You have recently been named Central Banker of America. To what do you attribute your success?

This success is thanks to a team that works with complete independence within a framework of inflation-targeting with a flexible exchange rate. The objectives of this framework are to maintain low and stable inflation and to smooth output fluctuations around a sustainable growth path; both objectives have been achieved. Inflation has been hovering at around 3%, our long-term target, for almost six consecutive years, and over the past decade economic growth has been exceptionally high and stable. The flexible exchange rate with a pre-announced, clearly communicated intervention has also been an integral part of Banco de la Republica´s strategy for implementing monetary policy. This was a point also stressed by The Banker when it granted me the award.

According to the IMF, Colombia has maintained sound macroeconomic performance and a strong and competitively managed policy framework. What does this evaluation mean for Colombia?

It is important for us. There is no doubt that the Colombian economy has exhibited strong resilience in the face of adverse external shocks, and this has been possible because of the presence of the three “pillars” of our macroeconomic framework: low and stable inflation in an inflation-targeting regime, a sound and responsible fiscal policy, and strong financial supervision and regulation. This framework, constructed and improved over the years, has allowed us to pursue counter-cyclical monetary and fiscal policy and has given us room for manoeuvring and dealing with external shocks.

There has been a rapid expansion of Colombian banks in Central America. How would you assess the benefits, and the main challenges, of this expansion?

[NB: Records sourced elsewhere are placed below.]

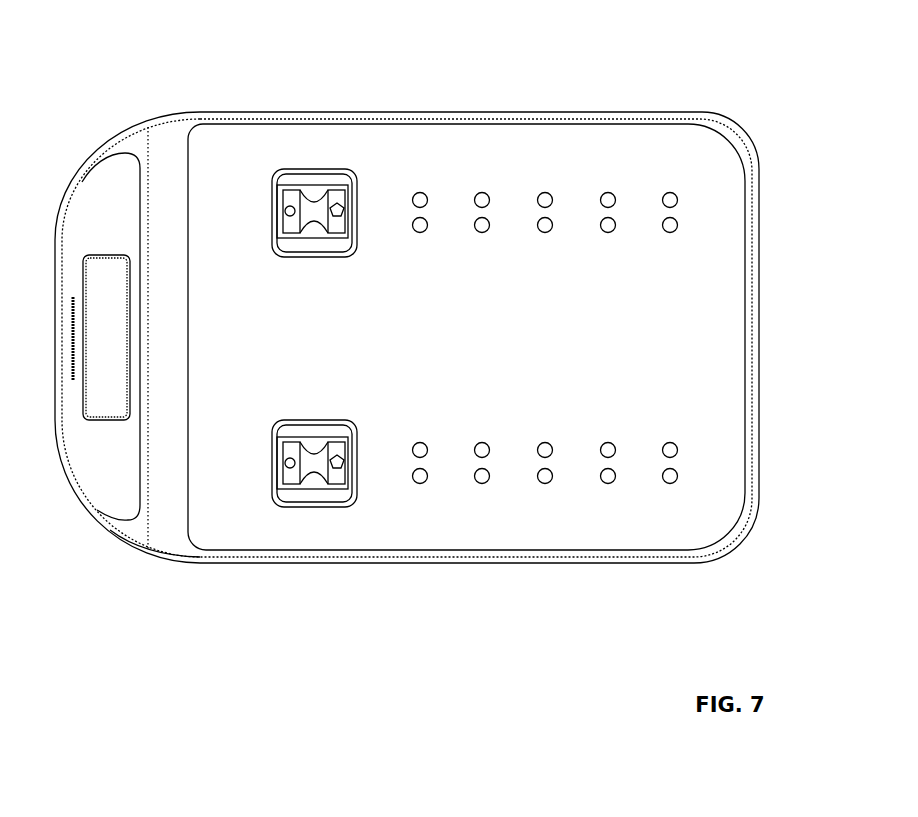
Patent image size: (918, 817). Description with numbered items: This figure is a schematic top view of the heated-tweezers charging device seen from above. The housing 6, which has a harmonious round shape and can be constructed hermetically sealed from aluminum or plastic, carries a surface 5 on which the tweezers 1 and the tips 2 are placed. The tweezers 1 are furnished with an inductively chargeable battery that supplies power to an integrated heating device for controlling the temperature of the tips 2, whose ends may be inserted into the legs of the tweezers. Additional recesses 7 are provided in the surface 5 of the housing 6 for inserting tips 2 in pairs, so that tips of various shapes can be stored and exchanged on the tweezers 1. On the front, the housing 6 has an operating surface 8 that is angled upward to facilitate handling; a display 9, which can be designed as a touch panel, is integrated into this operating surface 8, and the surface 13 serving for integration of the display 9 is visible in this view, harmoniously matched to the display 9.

The tweezers 1 is at (315, 200).
The tips 2 is at (481, 192).
The surface 5 is at (451, 352).
The housing 6 is at (758, 318).
The recesses 7 is at (418, 190).
The operating surface 8 is at (112, 213).
The display 9 is at (101, 345).
The surface 13 is at (133, 528).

The expansion of Colombian banks abroad has important benefits for the Colombian economy and financial system. Colombia and the economies of Central America are subject to different shocks, and respond differently to common external shocks. Therefore, there is an increasing diversification of macroeconomic and financial risks stemming from the investments of Colombian banks in that region.

In what ways is Colombia becoming more involved in the global economy?

This is happening through both international trade and investment. For example, over the past ten years, Colombian exports and imports have multiplied by more than tenfold. Something similar has happened with FDI. At the beginning of this century foreign investment was at around one- to one-and-a-half billion dollars a year. In recent years it has increased to $15 to $16 billion. Likewise, at the beginning of this century Colombian investment abroad was at a few hundred million dollars per year. In recent years this has increased to $4 to $5 billion per year. And both trade and foreign investment are now more diversified than ever.

What policies is the Central Bank implementing to encourage trade and investment?

Central Bank policies have made important contributions to macroeconomic and financial stability. This improves the country’s risk perception and creates a favorable environment for investment, both from domestic and foreign investors. These efforts complement an institutional framework characterized by clear and stable rules for foreign investors and the signing of free trade agreements with several countries, including the United States.

How is the inflation rate being kept stable?

Our main instrument for monetary policy is the short-term interest rate. When aggregate demand falls below its sustainable level and the economy faces inflation below target, our policy reaction is to lower the interest rate. In contrast, once the economy recovers its growth pace and threatens to overshoot the inflation target, we increase the interest rate. Inflation in 2013 was at 1.94%, below our 3% target, mostly due to temporary positive supply shocks. We expected some reversal of that in 2014, which is exactly what has happened. Our forecast for 2014 is a rate of close to 3%.

What is your economic forecast for the country in 2014 and the medium term?

For 2014 we are expecting the Colombian economy to grow at a similar rate than that of 2013, which was 4.7%; and inflation should hover slightly above 3%, which is our long-term goal. In the mid-term, we want to keep inflation at around 3% and we believe the economy can grow sustainably at a rate of around 4.5% to 5%.